Comité du village de l’Avent
Saint-Jean-de-l’Île-d’Orléans est un des plus beaux villages du Québec. Son architecture constituée principalement de maisons de pilotes avec ses façades de brique provenant du ballast des navires, sa situation exceptionnelle entre terre et mer et son ensemble institutionnel ont tout pour en faire un site d’exception.
Depuis 2015, à l’initiative de quelques citoyens, ce village vit une transformation importante pendant le mois de décembre, le plus sombre de l’année. L’idée a été de l’éclairer de bien belle manière pour ainsi le rendre plus vivant.
En fait, il s’agit d’en faire un immense calendrier de l’Avent.
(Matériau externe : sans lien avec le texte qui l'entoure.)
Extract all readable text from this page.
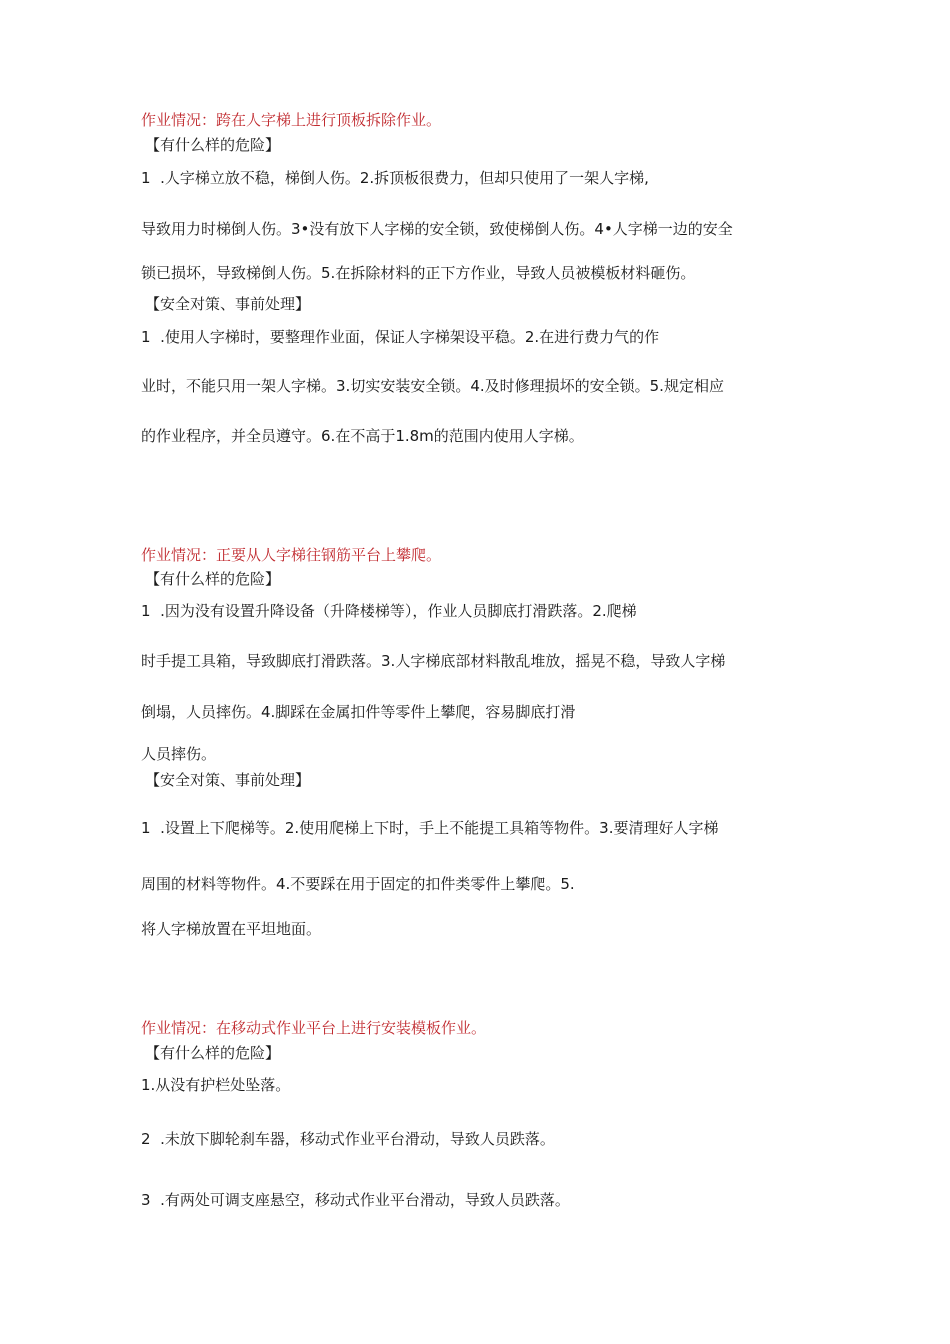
作业情况：跨在人字梯上进行顶板拆除作业。
【有什么样的危险】
1  .人字梯立放不稳，梯倒人伤。2.拆顶板很费力，但却只使用了一架人字梯,
导致用力时梯倒人伤。3•没有放下人字梯的安全锁，致使梯倒人伤。4•人字梯一边的安全
锁已损坏，导致梯倒人伤。5.在拆除材料的正下方作业，导致人员被模板材料砸伤。
【安全对策、事前处理】
1  .使用人字梯时，要整理作业面，保证人字梯架设平稳。2.在进行费力气的作
业时，不能只用一架人字梯。3.切实安装安全锁。4.及时修理损坏的安全锁。5.规定相应
的作业程序，并全员遵守。6.在不高于1.8m的范围内使用人字梯。
作业情况：正要从人字梯往钢筋平台上攀爬。
【有什么样的危险】
1  .因为没有设置升降设备（升降楼梯等），作业人员脚底打滑跌落。2.爬梯
时手提工具箱，导致脚底打滑跌落。3.人字梯底部材料散乱堆放，摇晃不稳，导致人字梯
倒塌，人员摔伤。4.脚踩在金属扣件等零件上攀爬，容易脚底打滑
人员摔伤。
【安全对策、事前处理】
1  .设置上下爬梯等。2.使用爬梯上下时，手上不能提工具箱等物件。3.要清理好人字梯
周围的材料等物件。4.不要踩在用于固定的扣件类零件上攀爬。5.
将人字梯放置在平坦地面。
作业情况：在移动式作业平台上进行安装模板作业。
【有什么样的危险】
1.从没有护栏处坠落。
2  .未放下脚轮刹车器，移动式作业平台滑动，导致人员跌落。
3  .有两处可调支座悬空，移动式作业平台滑动，导致人员跌落。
Un tel projet a déjà existé en Suisse, mais sous une autre forme. Ici à Saint-Jean, le concept a été d’installer des lanternes pour qu’elles deviennent les marqueurs des jours précédant Noël. À chaque résidence, s’illumine une lanterne du 1er décembre jusqu’au 24. Et du 24 décembre au 6 janvier, elles sont toutes allumées. Mais pourquoi des lanternes ?
Depuis le 18e siècle, on surnomme les habitants de l’île d’Orléans les sorciers.
En fait, cette appellation proviendrait du fait que les habitants de l’île allaient cueillir les poissons des pêches à fascines qui parsemaient le territoire avec des lanternes le soir venu. Les gens de la rive sud, voyant ces lumières bougées sans arrêt, n’ont pas pris de temps à dire qu’il s’agissait de sorciers faisant la fête.
Pour réaliser ce calendrier lumineux, 24 belles grosses lanternes rouges ont été fabriquées et installées tout le long du village sur 24 maisons. Puis, une fois les 24 lanternes financées par la municipalité, l’idée d’éclairer l’église et le cimetière marin a pris forme. Ainsi la lumière se repend d’un bout à l’autre du village. En plus de ces grosses lanternes on retrouve un peu partout des lanternes miniatures fabriquées par les gens du village en atelier communautaire.
Il est courant maintenant de voir des gens marcher dans le village l’hiver, ils comptent les lanternes et à découvrent d’un autre œil l’architecture exceptionnelle de Saint-Jean. Voilà une belle façon d’apprivoiser ce temps de l’année.
C’est ainsi que village de Saint-Jean reste éclairer jusqu’aux Rois, le 6 janvier, les insulaires tout comme ceux du continent en profitent pour venir admirer ce projet lumineux et si rassembleur. Puis les lanternes sont entreposées sagement dans un lieu sûr et dès lors les journées rallongent et l’hiver se poursuit tranquillement sa vie blanche.
Une telle initiative citoyenne a permis d’apprivoiser une période où la lumière fait passablement défaut, de tisser des liens avec les gens et de créer une vie participative exemplaire au sein du village. Un exemple qui a sa façon pourrait se déployer ailleurs… Pourquoi pas!
Cette année surtout, la municipalité a décidé de réaliser ce calendrier parce qu’on a besoin de lumières en ces temps difficiles, il est important de sortir prendre l’air et de se faire du bien à l’âme.
Il sera cependant essentiel de garder en tout temps les mesures de sécurité prescrites par le gouvernement.